"And do you live here?"
"No; I am come unexpected—quite sudden. My friends did not look for me. When they tell me of the English boy upstairs, and of the kind Monsieur who nurses him, then I say I will go and help. I have had the complaint, and I do not fear."
"I wonder where your home is?" Roy said, interested.
"Ah, for that, I have not now a true home. My home was in the south of France, but it is my home no longer. Cependant, I have kind friends at Verdun, where I live." She laid a hand on Roy kindly, murmuring, "Pauvre petit!"
"You don't call me 'little,'" protested the insulted Roy. "I'm nearly thirteen; almost a man. And I am going to fight Napoleon soon. Do you like Napoleon?" She shook her head. "That's right. Then you're Royalist; and I am glad, for I like you, and I don't like Napoleon. I shall soon be an officer in King George's Army. I'm going to have a commission as soon as I'm sixteen. And then I shall be a brave soldier, you know, like Denham. And have you a father and mother at that place, Ver—something?"
"Verdun." Little dreamt Roy how familiar a name it would soon become in his ears. "My father and mother, they were of the old noblesse, and they lost their lives in the Revolution, hélas! Thirteen years ago they were guillotined."
"Oh, I say, how horrid!" exclaimed Roy, at a loss to express the sympathy which he really felt. "How dreadful! Why, you must have been quite a child then."

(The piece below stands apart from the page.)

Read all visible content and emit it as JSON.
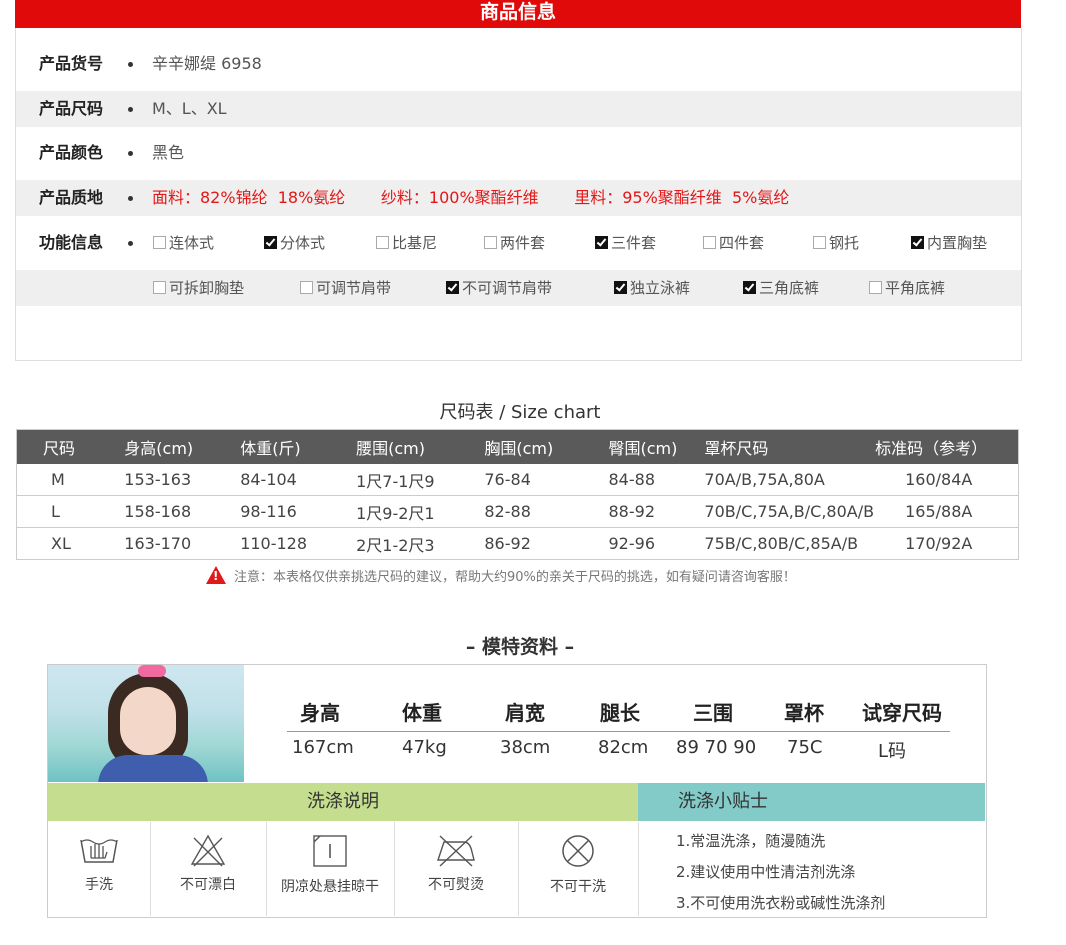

"I was not yet eight years old. But that was in truth a terrible time. I was in prison with them for many, many weeks, before they went out to die."
Ivor woke suddenly, opening his eyes without warning. Then he stood up, leaning against the solid four-poster for support, since the room went round with him dizzily. He saw a girlish figure, and he vaguely felt that she had no business there, but a momentary pause before speech was necessary.
"Do not make so great haste. Will you not rest a little longer?" a kind voice said, and a soft hand came on his wrist.